Question
Using the following salts listed below, calculate the moles of acid and conjugate base needed to make $V = \pu{100 mL}$ of $c = \pu{0.50 M}$, $pH \in 6.5, 6.7, 6.8$ phosphate buffer solutions. ($\mathrm pK_\mathrm a(\ce{H2PO4}) = 6.64$)
Molas masses of salts:
- $\ce{KH2PO4} = 136.09 ~\pu{g/mol}$
- $\ce{NaH2PO\cdot H2O} = \pu{137.99 g/mol}$
- $\ce{Na2HPO4 \cdot 7H2O} = \pu{268.09 g/mol}$
- $\ce{K2HPO4} = \pu{174.2 g/mol}$
I tried using the Henderson-Hasselbalch equation but I am stuck at the point where I have found the base-acid ratio and I need to find the moles of the acid and the moles of the base.

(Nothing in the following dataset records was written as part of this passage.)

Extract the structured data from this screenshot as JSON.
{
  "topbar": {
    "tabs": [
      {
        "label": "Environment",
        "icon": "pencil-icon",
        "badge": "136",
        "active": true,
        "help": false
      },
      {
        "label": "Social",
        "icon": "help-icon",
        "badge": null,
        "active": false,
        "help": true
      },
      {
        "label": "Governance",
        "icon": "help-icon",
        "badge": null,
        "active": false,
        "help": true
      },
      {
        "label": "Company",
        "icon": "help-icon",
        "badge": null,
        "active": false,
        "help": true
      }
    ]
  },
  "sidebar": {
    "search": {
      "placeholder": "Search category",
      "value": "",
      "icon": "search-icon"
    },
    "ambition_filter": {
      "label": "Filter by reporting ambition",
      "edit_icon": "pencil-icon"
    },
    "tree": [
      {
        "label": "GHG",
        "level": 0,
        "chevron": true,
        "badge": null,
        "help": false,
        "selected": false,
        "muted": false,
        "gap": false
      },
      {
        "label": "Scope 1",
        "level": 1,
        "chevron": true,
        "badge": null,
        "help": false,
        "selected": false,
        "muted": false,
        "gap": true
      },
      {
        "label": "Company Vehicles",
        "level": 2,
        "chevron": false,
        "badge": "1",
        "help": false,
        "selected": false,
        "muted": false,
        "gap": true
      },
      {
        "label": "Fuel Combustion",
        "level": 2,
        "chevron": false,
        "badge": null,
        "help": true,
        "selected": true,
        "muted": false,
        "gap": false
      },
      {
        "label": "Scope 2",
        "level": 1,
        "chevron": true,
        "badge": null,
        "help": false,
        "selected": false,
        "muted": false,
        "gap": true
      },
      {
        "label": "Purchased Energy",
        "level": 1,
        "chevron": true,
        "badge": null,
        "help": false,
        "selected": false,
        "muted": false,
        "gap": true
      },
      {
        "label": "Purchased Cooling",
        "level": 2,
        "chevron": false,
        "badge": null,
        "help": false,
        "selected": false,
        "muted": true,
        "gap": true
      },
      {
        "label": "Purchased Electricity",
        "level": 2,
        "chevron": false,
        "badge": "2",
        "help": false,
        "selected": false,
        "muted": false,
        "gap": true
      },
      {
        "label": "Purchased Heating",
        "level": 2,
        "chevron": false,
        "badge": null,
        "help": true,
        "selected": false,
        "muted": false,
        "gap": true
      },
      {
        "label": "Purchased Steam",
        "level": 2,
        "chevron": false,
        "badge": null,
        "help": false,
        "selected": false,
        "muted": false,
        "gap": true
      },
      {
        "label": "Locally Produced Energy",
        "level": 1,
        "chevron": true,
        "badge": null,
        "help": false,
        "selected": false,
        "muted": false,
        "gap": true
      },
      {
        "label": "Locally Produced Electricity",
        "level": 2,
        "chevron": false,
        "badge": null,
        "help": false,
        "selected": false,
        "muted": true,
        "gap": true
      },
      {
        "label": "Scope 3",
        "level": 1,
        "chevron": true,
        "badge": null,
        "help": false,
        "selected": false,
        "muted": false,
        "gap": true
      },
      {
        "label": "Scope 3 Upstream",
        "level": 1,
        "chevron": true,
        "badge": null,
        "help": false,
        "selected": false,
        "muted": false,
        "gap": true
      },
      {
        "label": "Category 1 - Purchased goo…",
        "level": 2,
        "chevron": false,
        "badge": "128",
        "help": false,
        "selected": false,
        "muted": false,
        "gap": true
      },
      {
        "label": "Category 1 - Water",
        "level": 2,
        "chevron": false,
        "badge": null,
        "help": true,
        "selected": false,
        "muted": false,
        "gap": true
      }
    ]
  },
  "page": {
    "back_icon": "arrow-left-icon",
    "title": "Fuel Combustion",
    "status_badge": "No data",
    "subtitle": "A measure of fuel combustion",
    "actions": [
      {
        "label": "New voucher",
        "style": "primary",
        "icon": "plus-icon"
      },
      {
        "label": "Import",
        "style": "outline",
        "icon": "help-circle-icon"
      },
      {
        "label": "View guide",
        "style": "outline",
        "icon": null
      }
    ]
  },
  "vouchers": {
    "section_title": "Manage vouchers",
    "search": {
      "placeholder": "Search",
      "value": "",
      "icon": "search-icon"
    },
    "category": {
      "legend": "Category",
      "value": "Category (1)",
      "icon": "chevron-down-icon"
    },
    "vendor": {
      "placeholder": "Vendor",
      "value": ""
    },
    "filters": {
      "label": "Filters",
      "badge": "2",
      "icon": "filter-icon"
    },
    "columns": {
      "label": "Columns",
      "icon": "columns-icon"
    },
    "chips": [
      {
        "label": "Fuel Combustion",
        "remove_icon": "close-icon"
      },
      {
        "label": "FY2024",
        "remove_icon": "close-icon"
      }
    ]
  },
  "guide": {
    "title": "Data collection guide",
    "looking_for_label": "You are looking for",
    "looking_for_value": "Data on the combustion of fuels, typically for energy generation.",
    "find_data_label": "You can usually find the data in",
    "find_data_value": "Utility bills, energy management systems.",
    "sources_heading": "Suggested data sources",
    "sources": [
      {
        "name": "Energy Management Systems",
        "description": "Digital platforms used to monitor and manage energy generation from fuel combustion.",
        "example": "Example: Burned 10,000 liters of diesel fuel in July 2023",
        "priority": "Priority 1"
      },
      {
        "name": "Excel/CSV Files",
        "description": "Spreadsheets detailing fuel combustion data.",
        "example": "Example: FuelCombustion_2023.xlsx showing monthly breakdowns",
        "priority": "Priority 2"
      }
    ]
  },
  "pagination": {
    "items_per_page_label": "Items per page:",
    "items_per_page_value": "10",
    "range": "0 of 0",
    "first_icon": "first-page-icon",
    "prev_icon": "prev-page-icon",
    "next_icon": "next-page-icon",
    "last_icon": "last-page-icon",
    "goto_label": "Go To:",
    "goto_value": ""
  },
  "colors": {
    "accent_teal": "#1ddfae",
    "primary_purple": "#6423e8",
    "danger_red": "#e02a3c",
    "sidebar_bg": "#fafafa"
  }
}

$$ \mathrm pH = \mathrm pK_\mathrm a + \log\left(\frac{[\text{Conjugate base}]}{[\text{Acid}]}\right)\\ n = \pu{100 ml} \times \pu{0.5 M} =\pu{ 0.05 mol} $$
For pH 6.5: $$ 6.5 = 6.64 + \log\frac{[B]}{[A]}\\ \frac{[B]}{[A]} = 0.72 $$ Here I got the base-acid ratio as 0.72 but what should I do next? I tried looking up for solutions and a person suggests using $A + B = 0.05$ But how do I know what A and B are just by knowing the ratio is 0.72?